Mais revenons à Olga Tokarczuk, que j'étais justement en train de lire depuis quelques semaines ! Comment vous résumer l'histoire de Maison de jour, maison de nuit ? Comment vous décrire ce roman ? Ce n'est pas chose aisée, car l'écriture consiste en une imbrication de récits, un emboîtements de scènes, dont la temporalité varie. le fil conducteur du roman est celui de la vie d'une femme dans sa maison de campagne pendant la belle saison, de son quotidien, de sa passion pour les rêves et de sa relation avec sa vieille voisine Martha. Mais Olga Tokarczuk vagabonde, elle nous peint une somme de petits tableaux, qui petit à petit font sens (ou pas car elle nous embarque aussi dans le fantastique !). Il faut être attentif, se laisser embarquer doucement, prendre son temps ; même si cela est très déroutant !

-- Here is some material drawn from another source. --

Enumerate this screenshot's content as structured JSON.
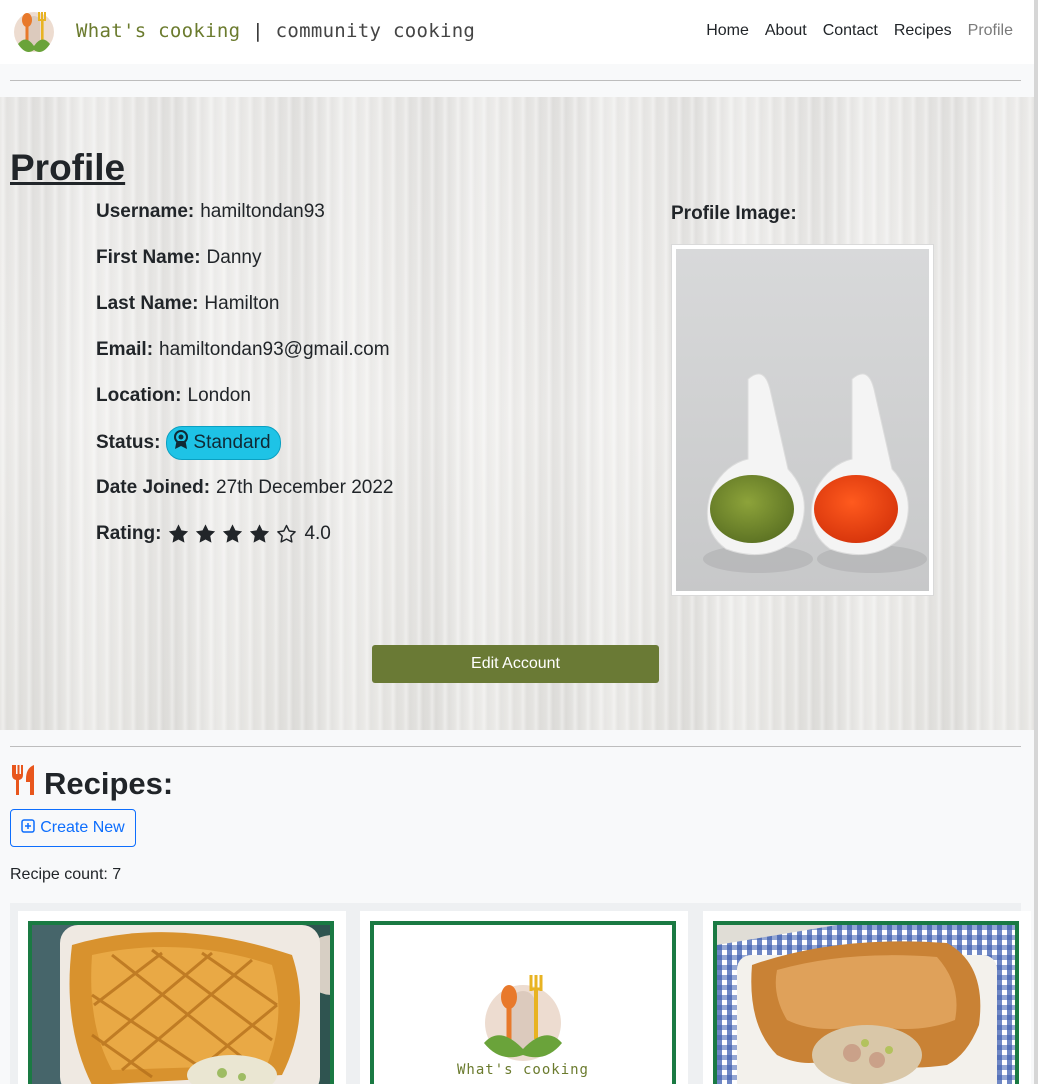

A travers toutes ces scènes du quotidien, ces descriptions attentives de personnages, d'objets, de paysages, de créatures un peu surnaturelles... Olga Tokarczuk questionne l'universel : la vieillesse, la mort, le sens de la vie... sont des thèmes qui reviennent régulièrement. Et j'ai particulièrement aimé ces passages, sur lesquels on s'arrête pour réfléchir. L'autrice a le don de saisir des questionnements, des réflexions qui touche chacun d'entre nous !
En bref, il m'est impossible de vous résumer ce roman. Il m'est aussi très difficile de vous décrire le style de l'écrivaine. Pour moi, ce fut une réelle expérience de lecture, qui a demandé de la lenteur et de la réflexion.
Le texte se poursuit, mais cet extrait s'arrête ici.